SAN RAFAEL, Calif., March 5, 2014 /PRNewswire-USNewswire/ -- Alcohol Justice commended the California Department of Public Health today for their valuable new study on the availability of healthy vs. unhealthy products – including alcopops – in retail stores throughout the state. At the same time the nonprofit renewed its call for voluntary Alcopop-Free Zones in every city, county and town to protect youth.
"This survey released today validates that alcopops are widely available along with other harmful products like cigarettes and sugary beverages in most retail stores," said Bruce Lee Livingston, Executive Director/CEO of Alcohol Justice. "Alcopops are especially appealing to youth and shockingly are available in 56% of all stores in the State of California, while low fat or non-fat milk is only available in 37% of all stores."
Alcopops, referred to as "flavored malt beverages" (FMBs) in most state codes, appeal to youth through cheap pricing, high alcohol content, soda-like flavor and marketing, and availability where beer is sold. Alcopops are often the first drink for teenagers, as one-third of teenage girls ages 12 to 18 and one-fifth of teenage boys have tried an alcopops product. The industry markets alcopop products specifically to teens and youth, using the sickly sweet, bubbly "transitional beverages" to hook them on alcohol early, and secure customers for life.
In May of 2013, Alcohol Justice released a report entitled "Alcopops Cheaper than Energy Drinks: 7-Eleven Gambles with Children's Lives" which surveyed all 7-Eleven stores in northern California's Marin County, an area plagued with excessive youth alcohol consumption.
"Alcopops are just too good of a deal for kids to pass up," said Holley Shafer, research analyst at Alcohol Justice and co-author of the report. "We found that the availability of cheap single-serving supersized alcopops like Four Loko at 7-Eleven stores made them even more compelling to youth than comparable non-alcoholic energy drinks."
The Department's first ever study in the nation study looked at 7,000 stores in California to assess availability and marketing of tobacco, alcohol and foods. With regard to alcohol in general, and alcopops specifically, the findings are monumental. Importantly, alcopops availability, alcohol availability and storefront advertising can now be compared at the county level with the availability of tobacco and sugary products and the lack of availability of fresh foods and health alternatives.
Alcohol Justice is calling upon public health oriented groups and individuals in every city, town and county to push for support of the establishment of Alcopop-Free Zones where retailers voluntarily remove the youth-attractive products from their shelves. Youth for Justice, a project of Alcohol Justice, has been leading the innovative Alcopop-Free Zone campaign in the Canal neighborhood of San Rafael, California for the past two years and has succeeded in a marked neighborhood reduction of alcopop sales.
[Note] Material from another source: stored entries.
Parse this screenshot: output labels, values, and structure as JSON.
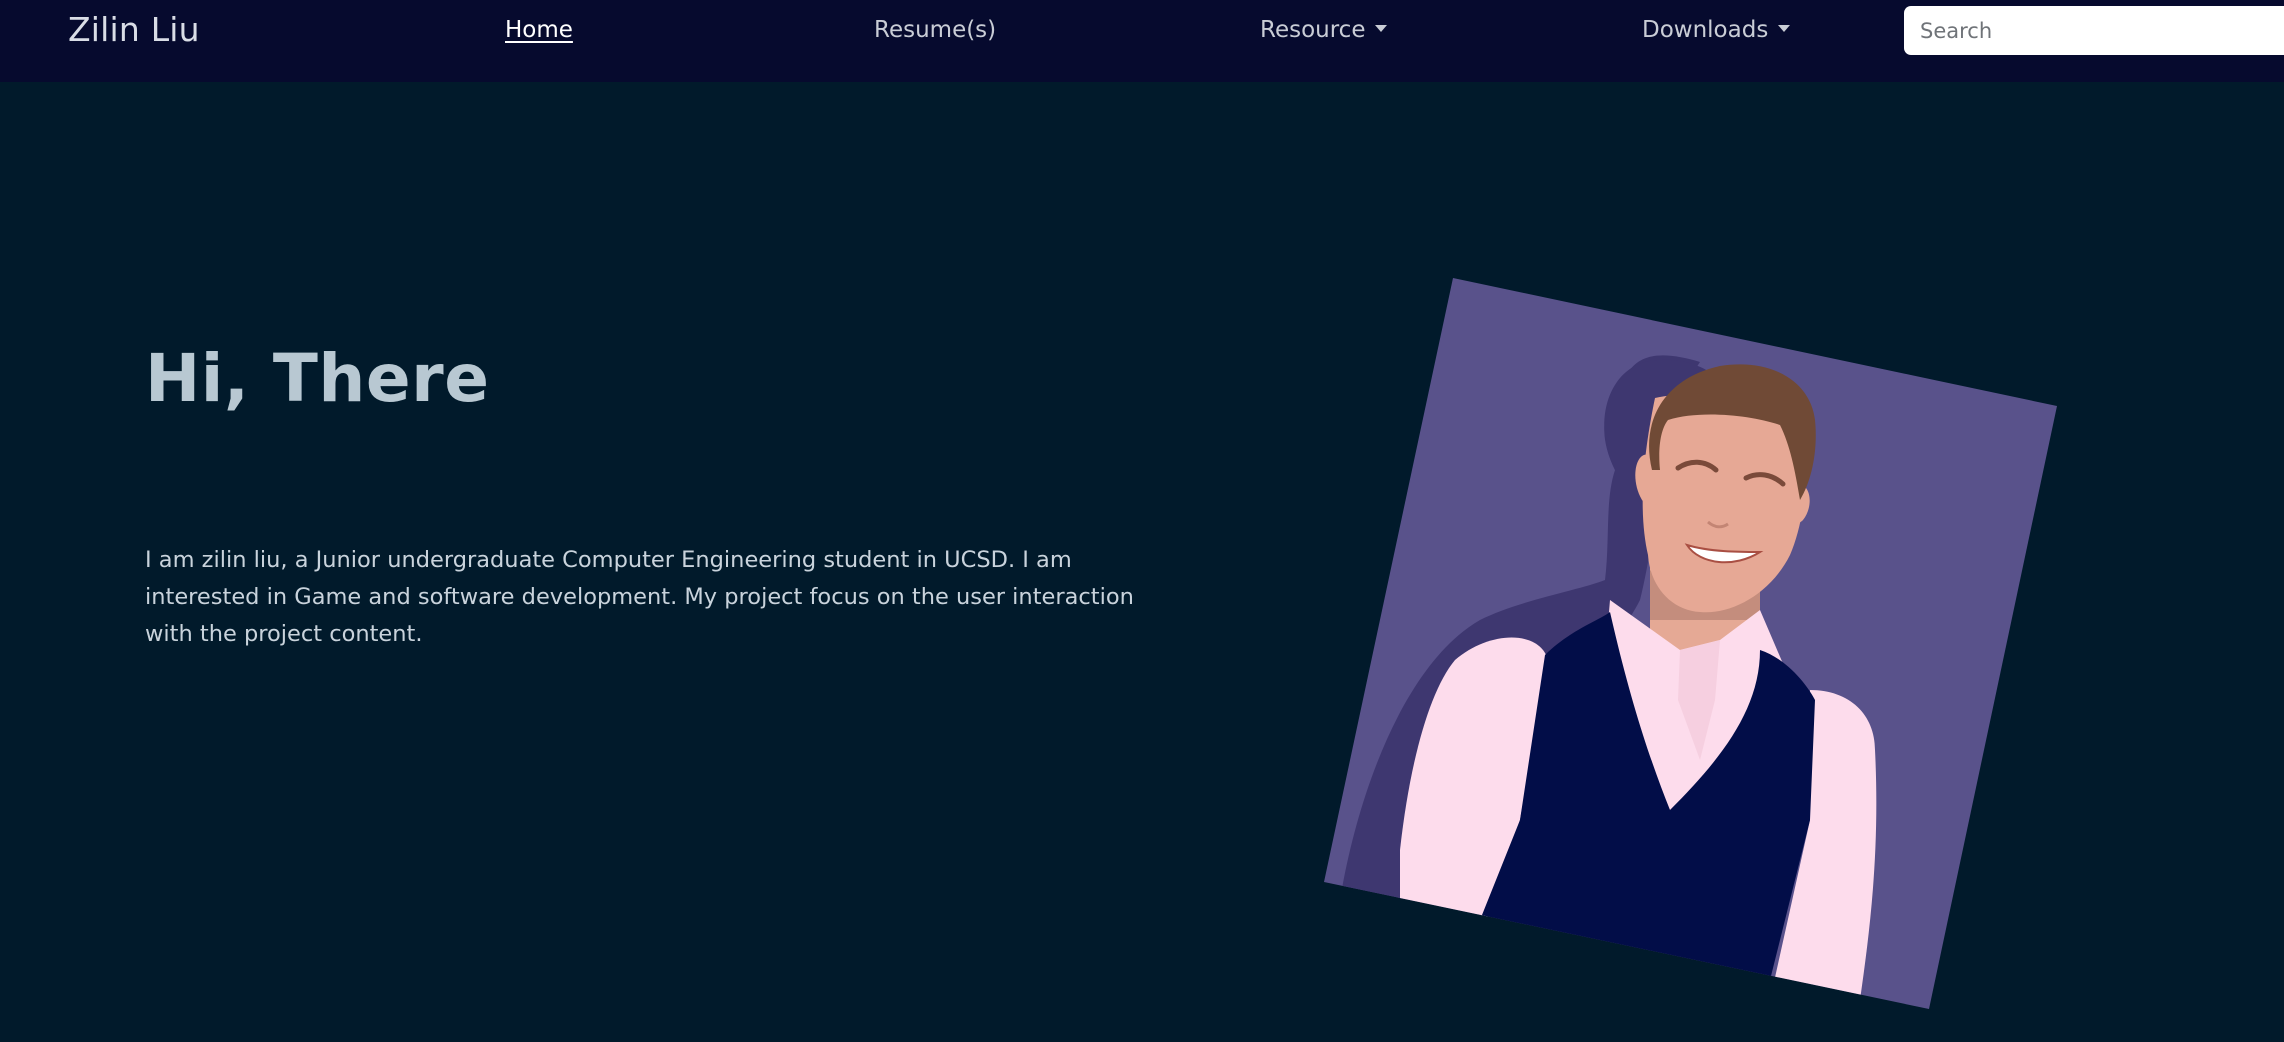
{
  "navbar": {
    "brand": "Zilin Liu",
    "links": [
      {
        "label": "Home",
        "active": true
      },
      {
        "label": "Resume(s)",
        "active": false
      },
      {
        "label": "Resource",
        "active": false,
        "dropdown": true
      },
      {
        "label": "Downloads",
        "active": false,
        "dropdown": true
      }
    ],
    "search_placeholder": "Search"
  },
  "hero": {
    "title": "Hi, There",
    "description": "I am zilin liu, a Junior undergraduate Computer Engineering student in UCSD. I am interested in Game and software development. My project focus on the user interaction with the project content."
  },
  "portrait": {
    "icon": "person-avatar-illustration",
    "background_color": "#59528b"
  },
  "colors": {
    "navbar_bg": "#060a2e",
    "page_bg": "#011a2b",
    "title": "#b8c8d2",
    "text": "#c9d3dc"
  }
}
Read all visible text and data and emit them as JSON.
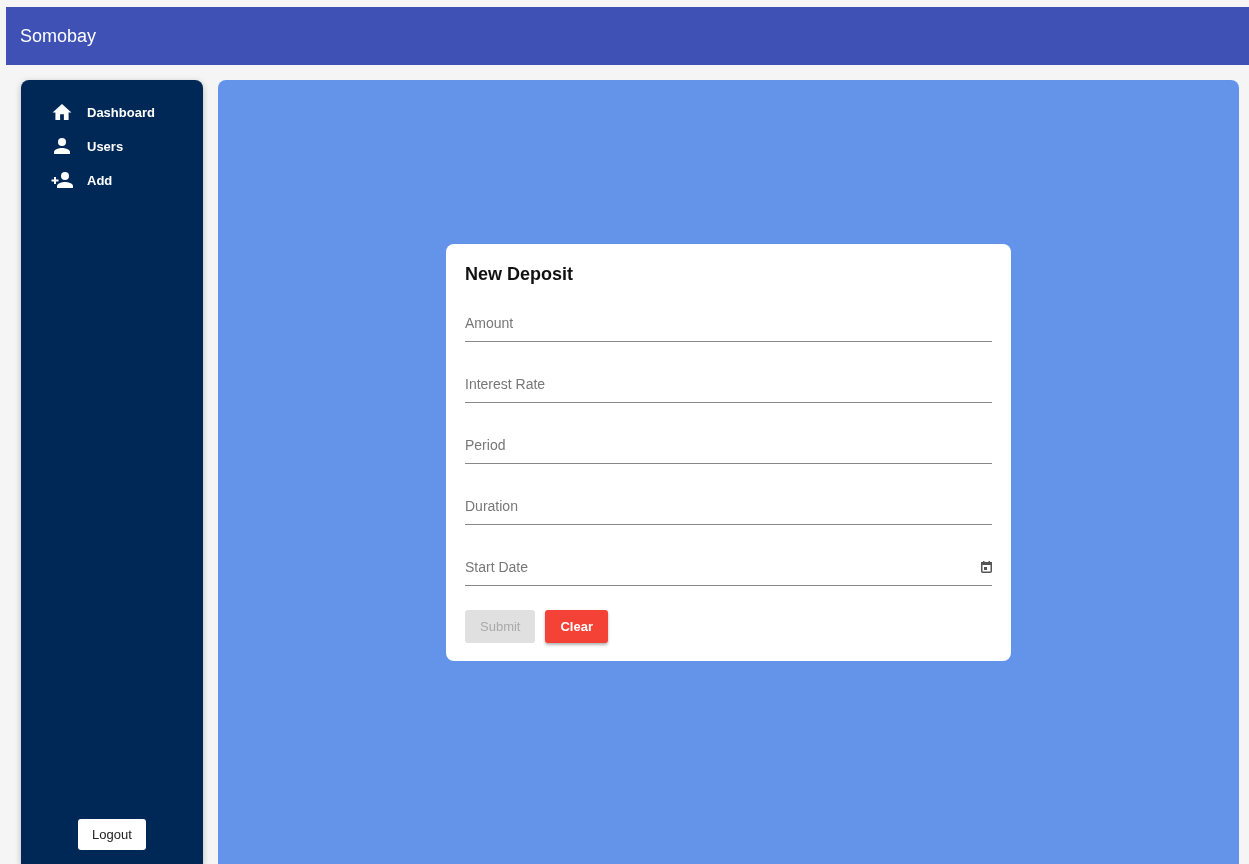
{
  "app_bar": {
    "title": "Somobay"
  },
  "sidebar": {
    "items": [
      {
        "label": "Dashboard",
        "kind": "home"
      },
      {
        "label": "Users",
        "kind": "user"
      },
      {
        "label": "Add",
        "kind": "add-user"
      }
    ],
    "logout": "Logout"
  },
  "form": {
    "title": "New Deposit",
    "fields": [
      {
        "placeholder": "Amount",
        "kind": "text"
      },
      {
        "placeholder": "Interest Rate",
        "kind": "text"
      },
      {
        "placeholder": "Period",
        "kind": "text"
      },
      {
        "placeholder": "Duration",
        "kind": "text"
      },
      {
        "placeholder": "Start Date",
        "kind": "date"
      }
    ],
    "buttons": [
      {
        "label": "Submit",
        "kind": "primary",
        "disabled": true
      },
      {
        "label": "Clear",
        "kind": "danger",
        "disabled": false
      }
    ]
  }
}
"Every municipality and city needs to rapidly support Alcopop-Free Zone resolutions to ally with community leaders and youth, asking retailers to voluntarily stop selling those products," said Livingston. "The alcopop product line is a pipeline to binge drinking for youth."
In the spring of 2012, the Marin County Board of Supervisors passed the country's first Alcopop-Free Zone Resolution of Support. In early September that year the San Rafael City Council approved an Alcopop-Free Zone Resolution of Support. In November of 2012, the Tiburon Town Council and the Novato City Council unanimously approved Resolutions of Support urging alcohol retailers in those communities to stop selling alcopops. Various retailers in the Marin communities of San Rafael, Stinson Beach and Bolinas have already pulled most alcopops from their store shelves.